Last week I was meeting with a student who confessed that she was burnt-out from trying to serve everyone around her. She has strong mercy gifts and is studying to go into medicine, so she volunteers a lot at the children's hospital on top of being a slight study-a-holic.
I have mentioned in previous posts that when it comes to spiritual gifts, mercy is not one of mine. Few things exhaust me more than working some sort of spring break or weekend trip to do Habitat, serve a meal to the homeless or tutor a bunch of kids. Give me door-to-door evangelism in the 'hood (or, what's probably more risky, my own neighborhood) over serving people any day. This does not, of course, excuse me from doing those things, it just means that I'm not going to be super-energized when I do them. Jesus' spiritual gifts test probably would have scored very high in mercy...

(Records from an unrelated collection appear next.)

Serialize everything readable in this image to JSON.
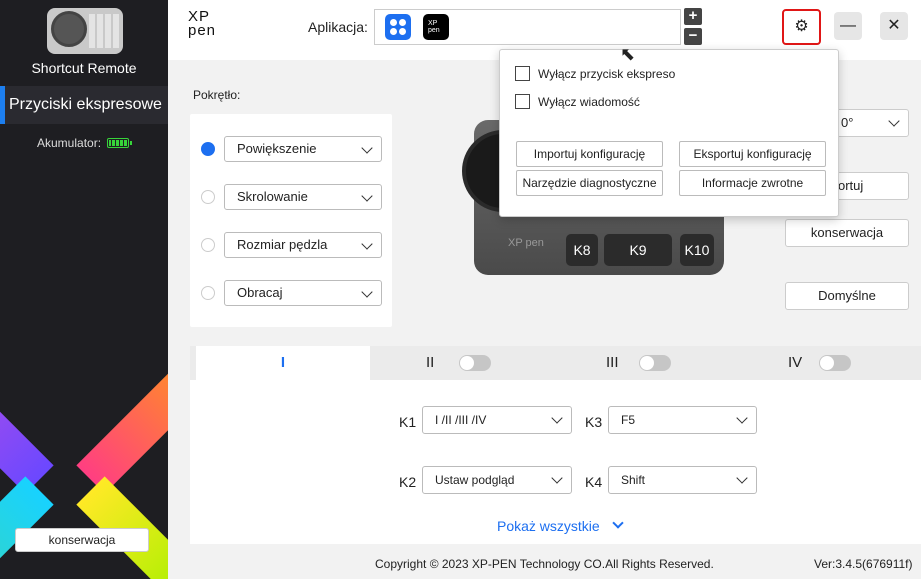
{
  "sidebar": {
    "device_name": "Shortcut Remote",
    "active_item": "Przyciski ekspresowe",
    "battery_label": "Akumulator:",
    "profile_button": "konserwacja"
  },
  "header": {
    "logo": "XP pen",
    "app_label": "Aplikacja:",
    "pen_icon_text": "XP pen",
    "plus": "+",
    "minus": "−",
    "gear": "⚙",
    "minimize": "—",
    "close": "✕"
  },
  "dial": {
    "label": "Pokrętło:",
    "options": [
      "Powiększenie",
      "Skrolowanie",
      "Rozmiar pędzla",
      "Obracaj"
    ],
    "selected_index": 0
  },
  "device": {
    "logo": "XP pen",
    "keys": [
      "K8",
      "K9",
      "K10"
    ]
  },
  "right_panel": {
    "rotation_value": "0°",
    "import_partial": "portuj",
    "profile_button": "konserwacja",
    "default_button": "Domyślne"
  },
  "settings_popup": {
    "checkbox1": "Wyłącz przycisk ekspreso",
    "checkbox2": "Wyłącz wiadomość",
    "import_button": "Importuj konfigurację",
    "export_button": "Eksportuj konfigurację",
    "diagnostic_button": "Narzędzie diagnostyczne",
    "feedback_button": "Informacje zwrotne"
  },
  "tabs": {
    "labels": [
      "I",
      "II",
      "III",
      "IV"
    ],
    "active_index": 0
  },
  "keys": {
    "k1_label": "K1",
    "k1_value": "I /II /III /IV",
    "k2_label": "K2",
    "k2_value": "Ustaw podgląd",
    "k3_label": "K3",
    "k3_value": "F5",
    "k4_label": "K4",
    "k4_value": "Shift"
  },
  "show_all": "Pokaż wszystkie",
  "footer": {
    "copyright": "Copyright © 2023  XP-PEN Technology CO.All Rights Reserved.",
    "version": "Ver:3.4.5(676911f)"
  },
  "colors": {
    "accent": "#1d6ff0",
    "sidebar_bg": "#1e1e22",
    "highlight_red": "#e01616",
    "battery_green": "#37d43a"
  }
}
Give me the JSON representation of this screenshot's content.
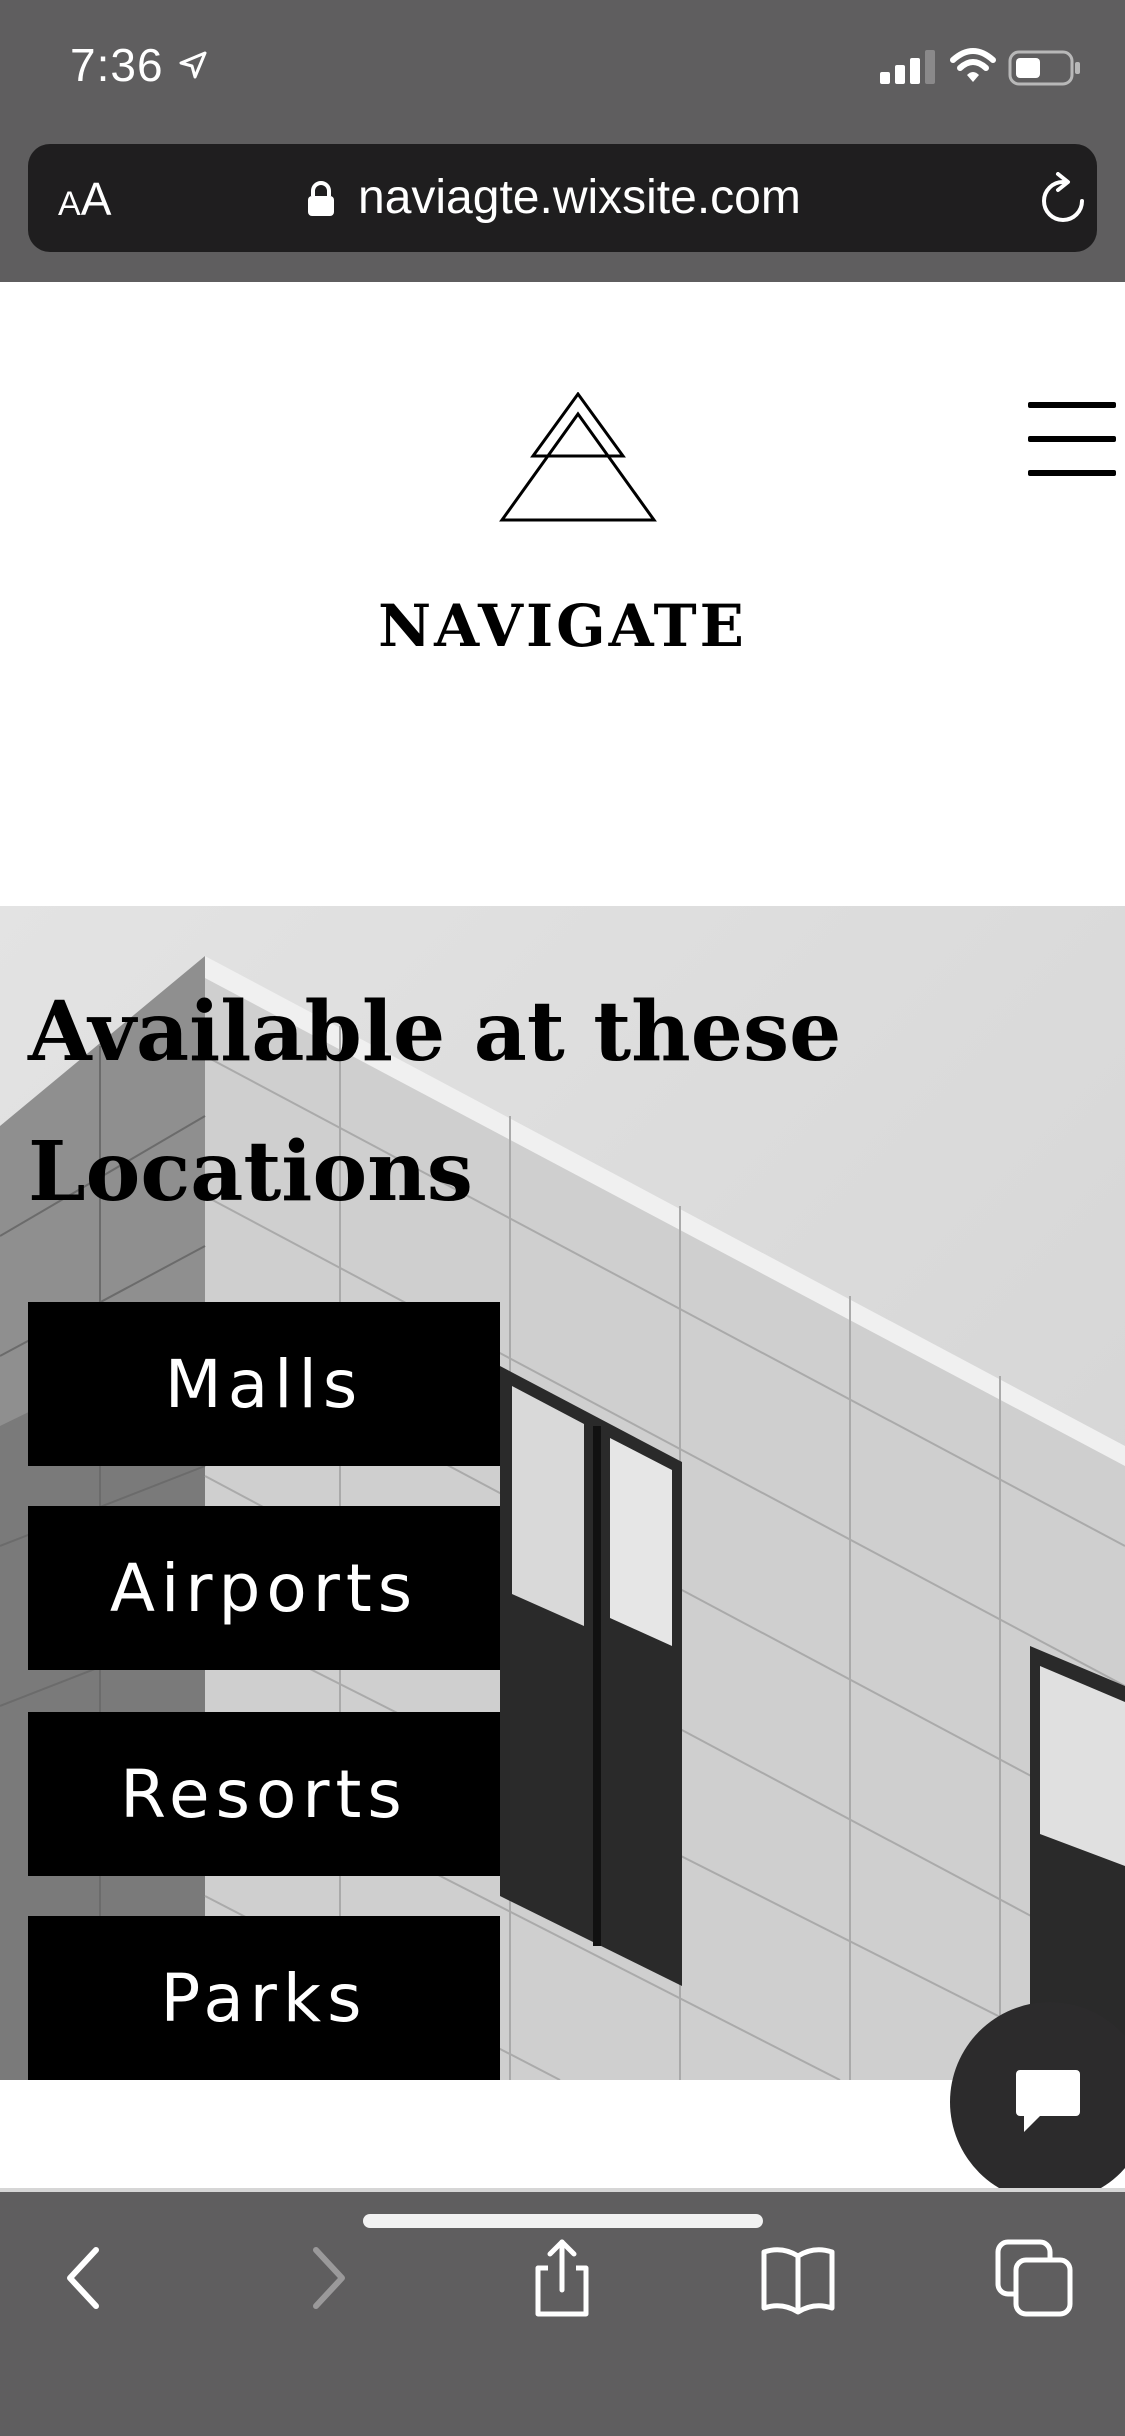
{
  "status_bar": {
    "time": "7:36",
    "icons": [
      "location-arrow-icon",
      "signal-icon",
      "wifi-icon",
      "battery-icon"
    ]
  },
  "browser": {
    "aa_small": "A",
    "aa_big": "A",
    "url": "naviagte.wixsite.com",
    "icons": [
      "lock-icon",
      "reload-icon"
    ]
  },
  "site": {
    "brand": "NAVIGATE",
    "menu_icon": "hamburger-icon",
    "logo_icon": "triangle-logo-icon"
  },
  "hero": {
    "title": "Available at these Locations",
    "buttons": [
      "Malls",
      "Airports",
      "Resorts",
      "Parks"
    ]
  },
  "chat": {
    "icon": "chat-icon"
  },
  "toolbar": {
    "items": [
      "back-icon",
      "forward-icon",
      "share-icon",
      "bookmarks-icon",
      "tabs-icon"
    ]
  },
  "colors": {
    "chrome": "#5f5e5f",
    "url_bar": "#1f1e1f",
    "button_bg": "#000000",
    "button_text": "#ffffff",
    "chat_bubble": "#2c2b2c"
  }
}
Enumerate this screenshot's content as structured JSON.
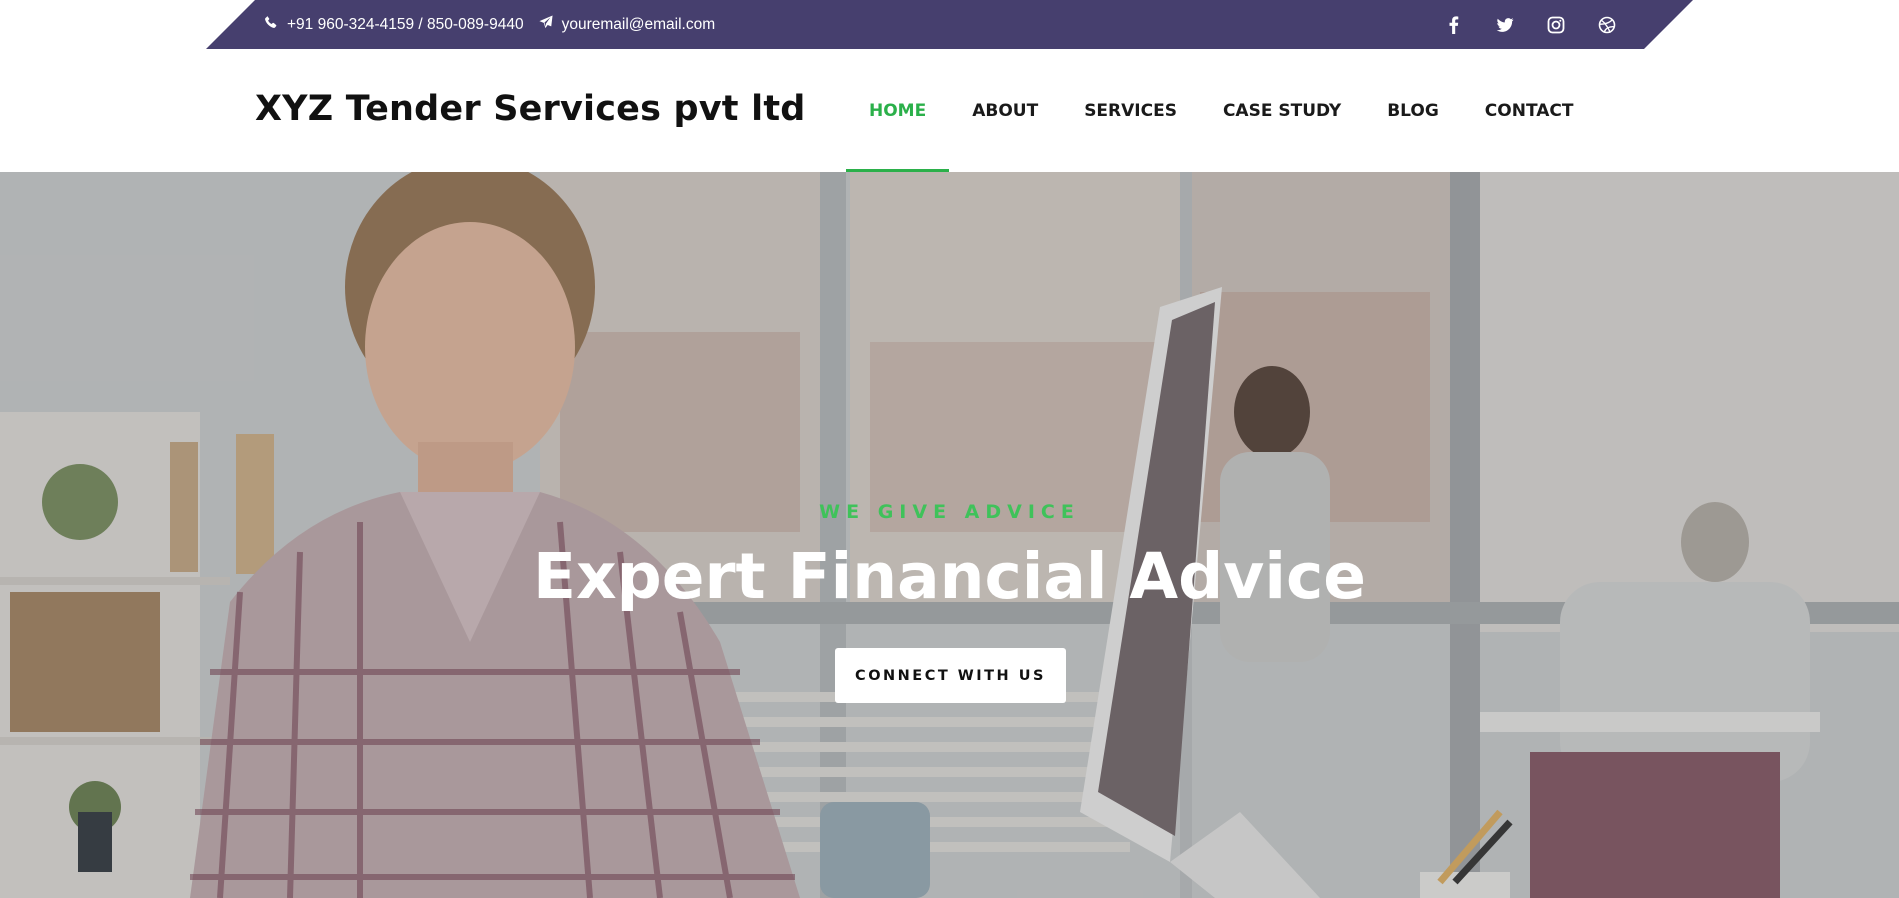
{
  "topbar": {
    "phone": "+91 960-324-4159 / 850-089-9440",
    "email": "youremail@email.com",
    "phone_icon": "phone-icon",
    "email_icon": "paper-plane-icon",
    "social": [
      "facebook-icon",
      "twitter-icon",
      "instagram-icon",
      "dribbble-icon"
    ],
    "background_color": "#463f6e"
  },
  "header": {
    "brand": "XYZ Tender Services pvt ltd",
    "nav": [
      {
        "label": "HOME",
        "active": true
      },
      {
        "label": "ABOUT",
        "active": false
      },
      {
        "label": "SERVICES",
        "active": false
      },
      {
        "label": "CASE STUDY",
        "active": false
      },
      {
        "label": "BLOG",
        "active": false
      },
      {
        "label": "CONTACT",
        "active": false
      }
    ],
    "active_color": "#2bb04a"
  },
  "hero": {
    "eyebrow": "WE GIVE ADVICE",
    "headline": "Expert Financial Advice",
    "cta_label": "CONNECT WITH US",
    "eyebrow_color": "#3fc25a"
  }
}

So what the Lord does is He gives me great students like the woman I met with last week. She, by her very life, reminds me that the Lord has a special place in his heart for the poor and hurting. And I, being not overly-inclined that way, have perspective to help keep her healthy. And so this is what I told my slightly burnt-out, mercy over-achiever:
Jesus left people.
In Mark 1, at the very outset of Jesus' ministry, he heals a bunch of people. The next morning he goes out to a solitary place and prays. The freshly-recruited disciples form a search party, perhaps a bit concerned that their meal-ticket has disappeared. When they find him, they say to Jesus, "Everyone is looking for you." Jesus response? "Let us go somewhere else."
Jesus did not heal every sick person. He did not feed every hungry person. He had boundaries. He said no.
Christmas time is a time for giving, and there's lots of folks lobbying and tugging at us to give to those in need. And we need to do so, Christians first and foremost.
But for those whose hearts are heavy with the cares and needs of the world, take heart: Jesus left people. You do not have to fix everything. You cannot. There is a Messiah, you are not Him. All of us (mercy gifted or not) who follow Jesus Christ have work to do, good works that he has prepared in advance for us to do. We are to do those works, in step with the Holy Spirit. No more, no less. To do more serving than the Lord would have for you to do is (are you ready for this?) a sin. Ultimately you are deciding that it is up to you to be God, both in your own life and in the lives of the people that you are trying to serve.
And so sometimes that means that you leave good things undone. Thank goodness! We are allowed to be freed from the tyranny of the infinite number of needs in our world to serve first and foremost a loving and gracious God.